Ah-So Sushi & Steak, 1325 S Yuma Palms Pkwy, Yuma, AZ 85365 (928) 329-7442

14 comments

  1. Seems more like “Ah Ful” to me. The packaged sushi at Nijiya or Mitsuwa look way better (and probably taste better too). Interestingly, “Ah So” in Japanese roughly translates to “Oh really?” or “Oh Yea?”

  2. I think it’s very hard to get good seafood when you’re not on a coast (not that Yuma is far, but…). When I was a kid, it would have been because it was expensive to properly ship fish.
    But now, the problem is largely cultural. Most folks far from the coast don’t know what good fish tastes like, and so don’t demand it. A mediocre sushi place can survive in a place like Calgary, Canada because the locals don’t demand better. I have a hard time explaining to my landlocked family that the reason they don’t like fish (because it tastes fishy!) is because they’ve never eaten good fish.

  3. dang dude, japanese food must be pretty grim in Yuma b/c I can’t imagine giving a place so many chances! I’ve done that with chunky batter before but not on tempura. Well, if ever I find myself in Yuma, I’ll know where not to go.

  4. Major bummer. At least you gave them several chances to have a decent meal; I think I would have given up after the second visit. Now you’ll have to go to Kaito soon to make up for this.
    Tempura usually uses a thin batter to coat the food. Panko is the coating used on katsu.
    I’m always wary about restaurants voted best Asian. For example, the U-T reader polls often vote Todai as best Japanese in San Diego. Huh?

  5. It’s always such a bummer when something that is high rated by many people ends up being a bad experience for you! And this looks very sad. The sushi looks good when it is just so-so, and the tempura doesn’t even look fitting for a place that looks like it will be a Japanese restaurant.
    I wonder how they got their name! That is probably the most interesting thing- the name :).

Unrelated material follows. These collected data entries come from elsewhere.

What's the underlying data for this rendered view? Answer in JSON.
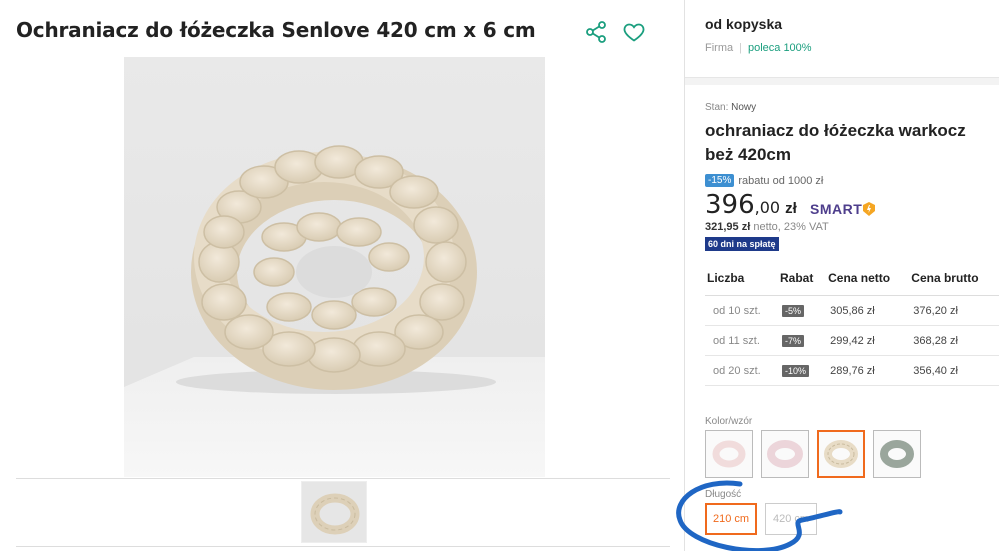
{
  "product": {
    "title": "Ochraniacz do łóżeczka Senlove 420 cm x 6 cm"
  },
  "seller": {
    "name": "od kopyska",
    "type": "Firma",
    "recommend": "poleca 100%"
  },
  "offer": {
    "condition_label": "Stan:",
    "condition_value": "Nowy",
    "title": "ochraniacz do łóżeczka warkocz beż 420cm",
    "discount_badge": "-15%",
    "discount_text": "rabatu od 1000 zł",
    "price_whole": "396",
    "price_fraction": ",00",
    "currency": "zł",
    "smart_label": "SMART",
    "netto_value": "321,95 zł",
    "netto_text": "netto, 23% VAT",
    "installment": "60 dni na spłatę"
  },
  "tiers": {
    "headers": [
      "Liczba",
      "Rabat",
      "Cena netto",
      "Cena brutto"
    ],
    "rows": [
      {
        "qty": "od 10 szt.",
        "rabat": "-5%",
        "net": "305,86 zł",
        "gross": "376,20 zł"
      },
      {
        "qty": "od 11 szt.",
        "rabat": "-7%",
        "net": "299,42 zł",
        "gross": "368,28 zł"
      },
      {
        "qty": "od 20 szt.",
        "rabat": "-10%",
        "net": "289,76 zł",
        "gross": "356,40 zł"
      }
    ]
  },
  "variants": {
    "color_label": "Kolor/wzór",
    "length_label": "Długość",
    "lengths": [
      "210 cm",
      "420 cm"
    ],
    "colors": {
      "pink_light": "#f1dcdc",
      "pink": "#ecd5da",
      "beige": "#e8dcc6",
      "grey": "#9aa69c",
      "accent": "#f06a1d"
    }
  },
  "icons": {
    "share": "share-icon",
    "favorite": "heart-icon"
  }
}
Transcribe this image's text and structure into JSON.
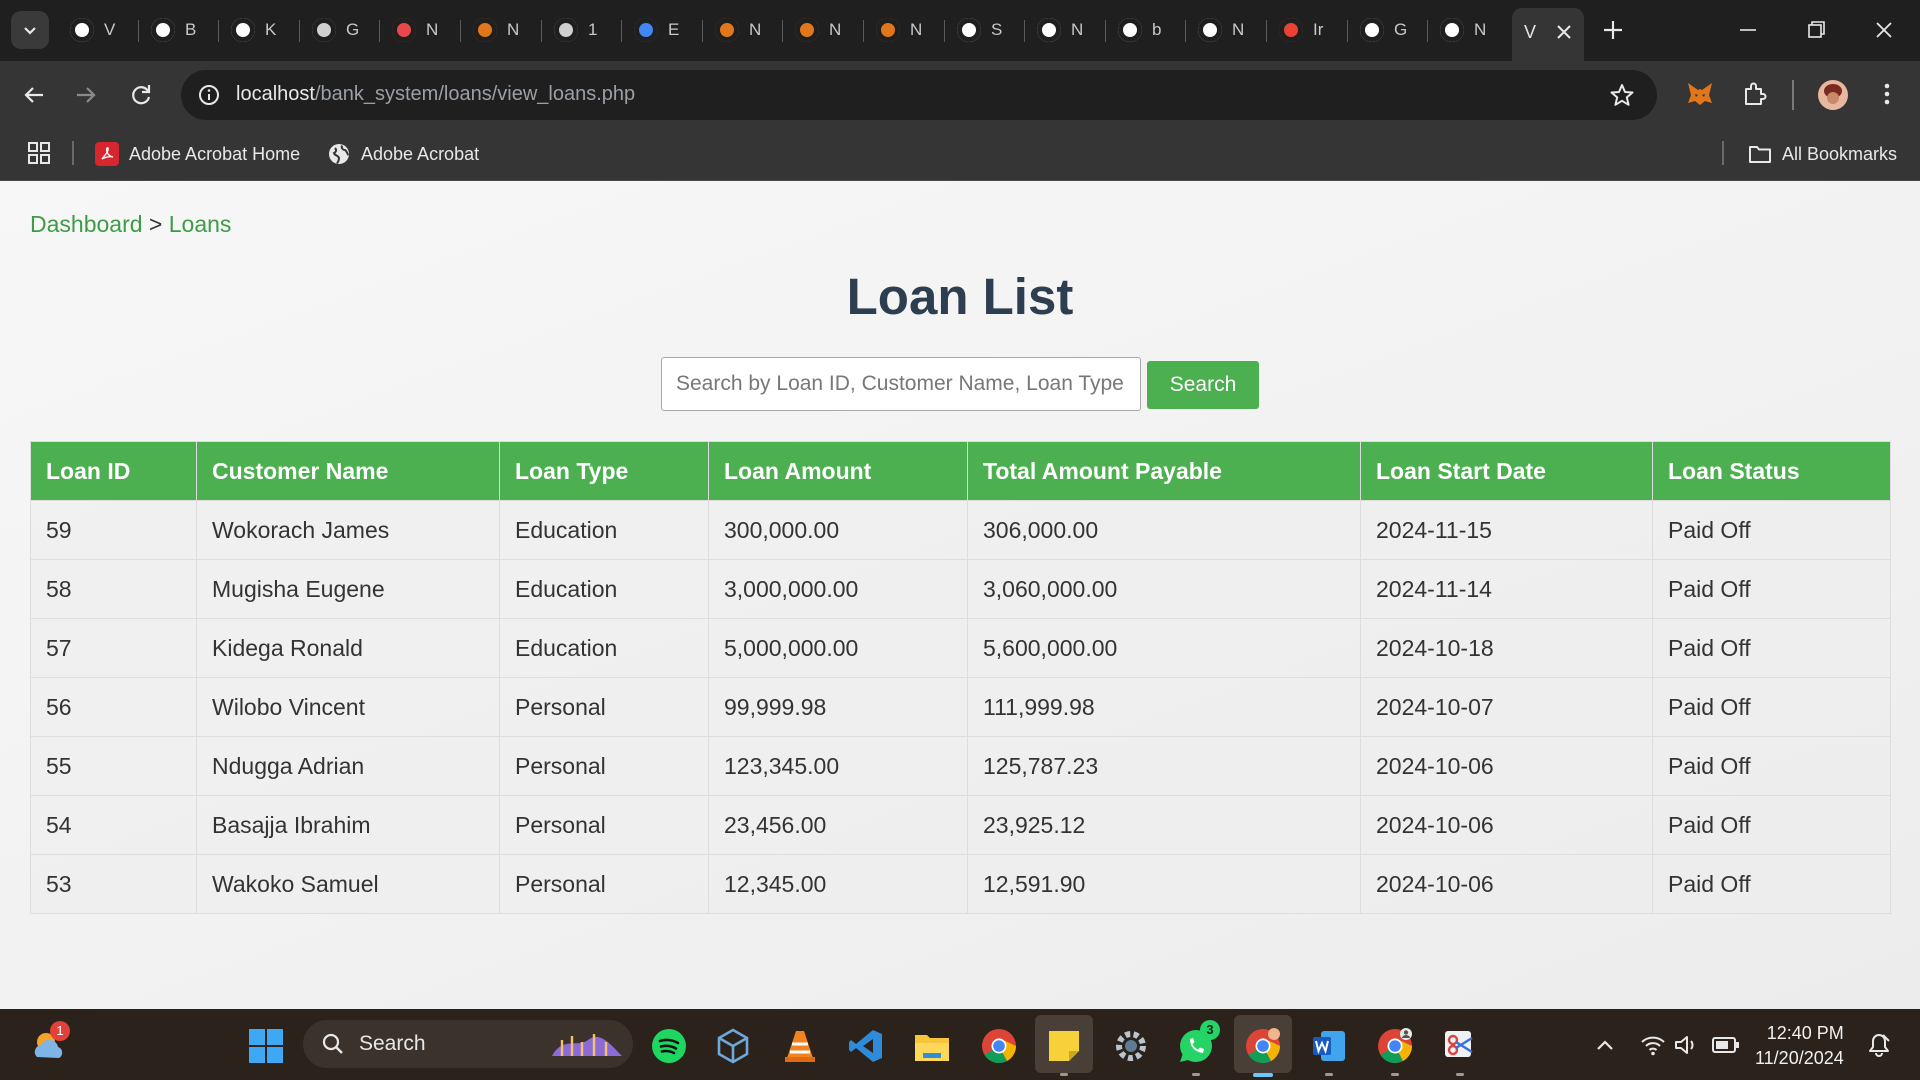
{
  "browser": {
    "tabs": [
      {
        "title": "V",
        "icon": "chrome-icon",
        "color": "#ffffff"
      },
      {
        "title": "B",
        "icon": "openai-icon",
        "color": "#ffffff"
      },
      {
        "title": "K",
        "icon": "github-icon",
        "color": "#ffffff"
      },
      {
        "title": "G",
        "icon": "generic-site-icon",
        "color": "#d0d0d0"
      },
      {
        "title": "N",
        "icon": "flag-icon",
        "color": "#e8484b"
      },
      {
        "title": "N",
        "icon": "metamask-icon",
        "color": "#e2761b"
      },
      {
        "title": "1",
        "icon": "globe-icon",
        "color": "#d0d0d0"
      },
      {
        "title": "E",
        "icon": "google-cloud-icon",
        "color": "#4285f4"
      },
      {
        "title": "N",
        "icon": "metamask-icon",
        "color": "#e2761b"
      },
      {
        "title": "N",
        "icon": "metamask-icon",
        "color": "#e2761b"
      },
      {
        "title": "N",
        "icon": "metamask-icon",
        "color": "#e2761b"
      },
      {
        "title": "S",
        "icon": "stats-icon",
        "color": "#ffffff"
      },
      {
        "title": "N",
        "icon": "github-icon",
        "color": "#ffffff"
      },
      {
        "title": "b",
        "icon": "google-icon",
        "color": "#ffffff"
      },
      {
        "title": "N",
        "icon": "chrome-icon",
        "color": "#ffffff"
      },
      {
        "title": "Ir",
        "icon": "gmail-icon",
        "color": "#ea4335"
      },
      {
        "title": "G",
        "icon": "google-lens-icon",
        "color": "#ffffff"
      },
      {
        "title": "N",
        "icon": "chrome-icon",
        "color": "#ffffff"
      }
    ],
    "active_tab": {
      "title": "V"
    },
    "url_host": "localhost",
    "url_path": "/bank_system/loans/view_loans.php",
    "bookmarks": [
      {
        "label": "Adobe Acrobat Home",
        "icon": "adobe-acrobat-icon"
      },
      {
        "label": "Adobe Acrobat",
        "icon": "globe-icon"
      }
    ],
    "all_bookmarks_label": "All Bookmarks"
  },
  "page": {
    "breadcrumb": {
      "home": "Dashboard",
      "separator": " > ",
      "current": "Loans"
    },
    "title": "Loan List",
    "search": {
      "placeholder": "Search by Loan ID, Customer Name, Loan Type",
      "value": "",
      "button_label": "Search"
    },
    "table": {
      "columns": [
        "Loan ID",
        "Customer Name",
        "Loan Type",
        "Loan Amount",
        "Total Amount Payable",
        "Loan Start Date",
        "Loan Status"
      ],
      "rows": [
        [
          "59",
          "Wokorach James",
          "Education",
          "300,000.00",
          "306,000.00",
          "2024-11-15",
          "Paid Off"
        ],
        [
          "58",
          "Mugisha Eugene",
          "Education",
          "3,000,000.00",
          "3,060,000.00",
          "2024-11-14",
          "Paid Off"
        ],
        [
          "57",
          "Kidega Ronald",
          "Education",
          "5,000,000.00",
          "5,600,000.00",
          "2024-10-18",
          "Paid Off"
        ],
        [
          "56",
          "Wilobo Vincent",
          "Personal",
          "99,999.98",
          "111,999.98",
          "2024-10-07",
          "Paid Off"
        ],
        [
          "55",
          "Ndugga Adrian",
          "Personal",
          "123,345.00",
          "125,787.23",
          "2024-10-06",
          "Paid Off"
        ],
        [
          "54",
          "Basajja Ibrahim",
          "Personal",
          "23,456.00",
          "23,925.12",
          "2024-10-06",
          "Paid Off"
        ],
        [
          "53",
          "Wakoko Samuel",
          "Personal",
          "12,345.00",
          "12,591.90",
          "2024-10-06",
          "Paid Off"
        ]
      ]
    },
    "colors": {
      "accent": "#4caf50",
      "link": "#3e9b47",
      "title": "#2c3e50"
    }
  },
  "taskbar": {
    "search_label": "Search",
    "time": "12:40 PM",
    "date": "11/20/2024",
    "weather_badge": "1",
    "whatsapp_badge": "3",
    "apps": [
      "weather-icon",
      "windows-start-icon",
      "search-icon",
      "spotify-icon",
      "virtualbox-icon",
      "vlc-icon",
      "vscode-icon",
      "file-explorer-icon",
      "chrome-icon",
      "sticky-notes-icon",
      "settings-icon",
      "whatsapp-icon",
      "chrome-dev-icon",
      "word-icon",
      "chrome-profile-icon",
      "snipping-tool-icon"
    ]
  }
}
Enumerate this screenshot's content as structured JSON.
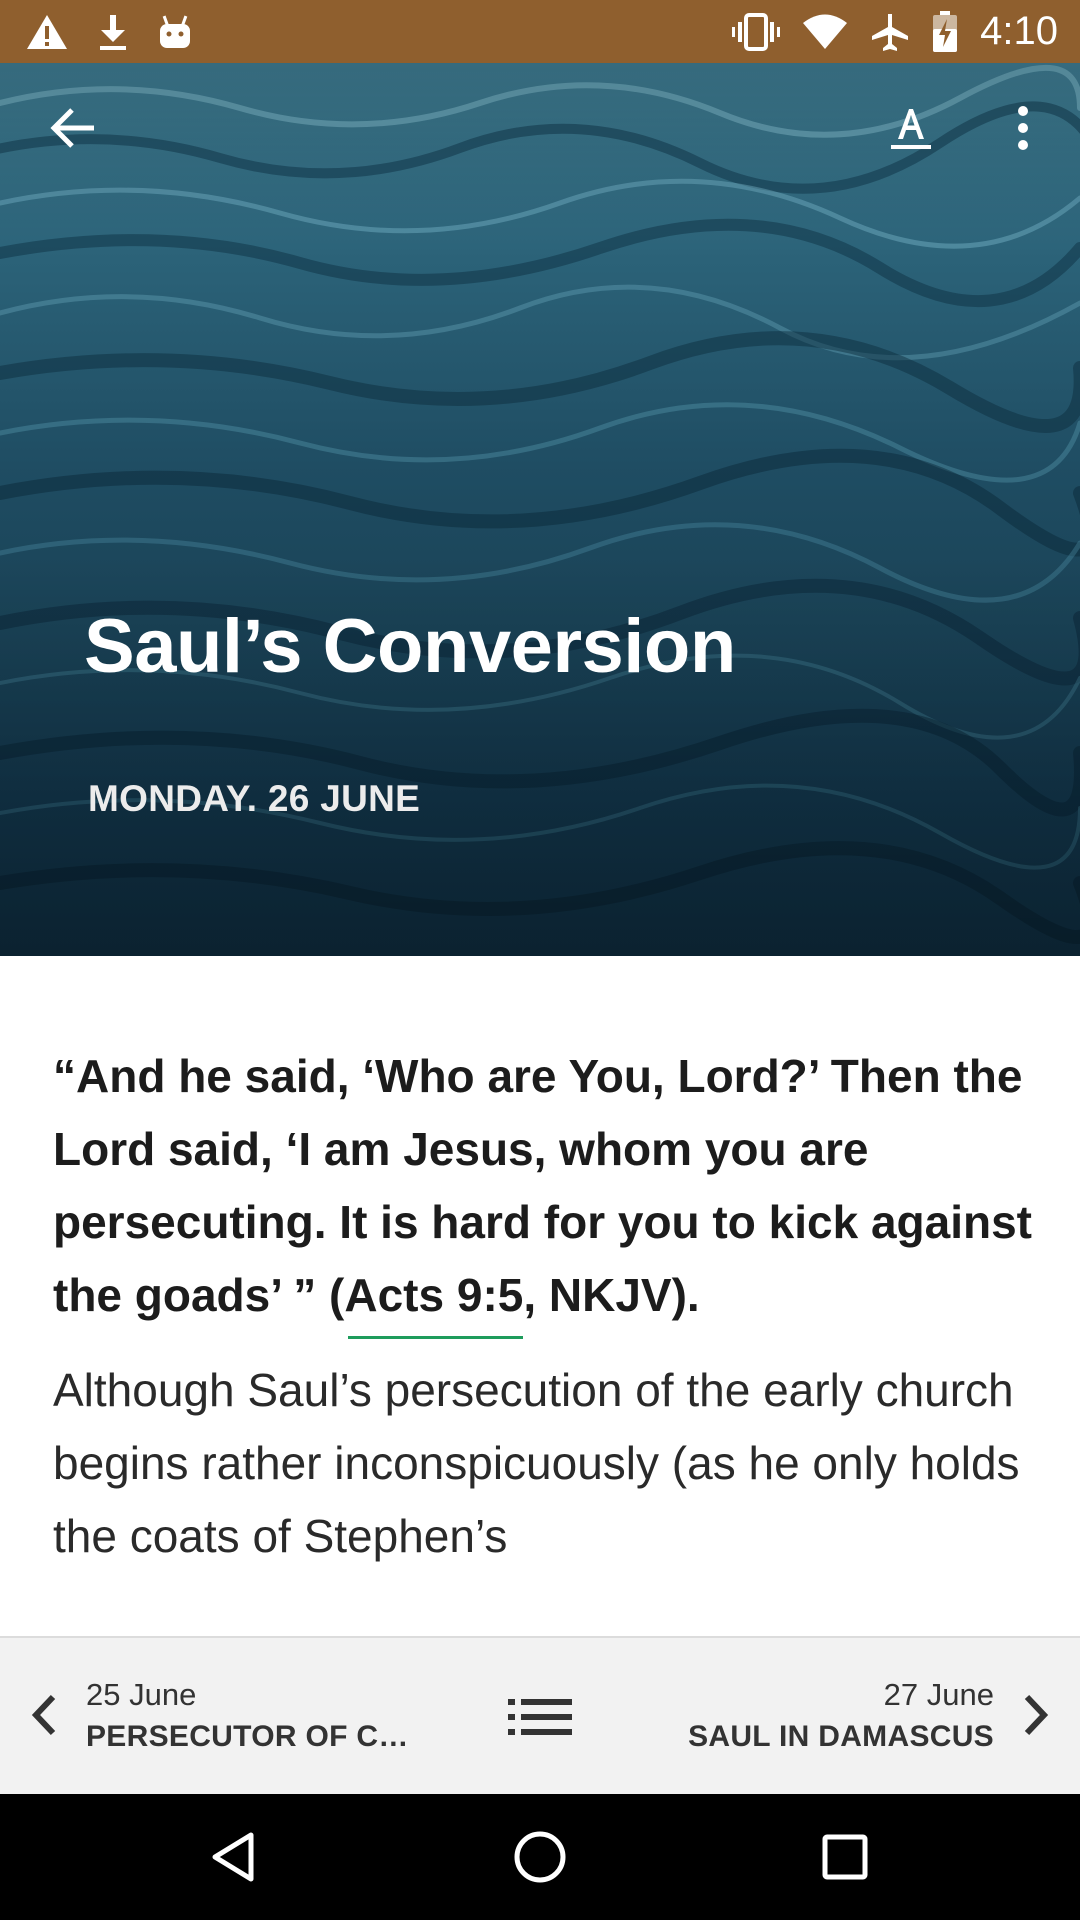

  6. Wow, what a contrast to Kaito!
    You must love yourself some Japanese food. I don’t think I could have dragged myself back after the first mess.

  7. Thanks for the info, madbul. Hope you got to the pepto quickly, Carol. You’re right, bbq dude, it partly is cultural. Also I think most people do drown their sushi in soy/wasabi glop. Covers up the faults.
    You’re right, Kirk, and the fish was not horrible. Nothing like that saba in the combo plate. But not as good as the stuff at Mitsuwa or Nijiya, but those are prepared for a pickier audience.
    Also, I think the dry climate here may cause the fish to be drier after it sits in a sushi case for a while.
    The tempura was the really disappointing item. Usually I do disregard reader polls, Sandy, but previously, Hwy 95 Cafe had won, and that was actually a pretty good choice.
    Anyway, thanks for all the comments – hope I haven’t ruined your appetites.

  8. Oh, Sandy, thanks for the info about panko/batter. You can see I eat more Japanese food than I can cook.

  9. Hmmm I disagree with you.. Ah-so is great!! Most of the employees are nice and the sushi is delicious!!!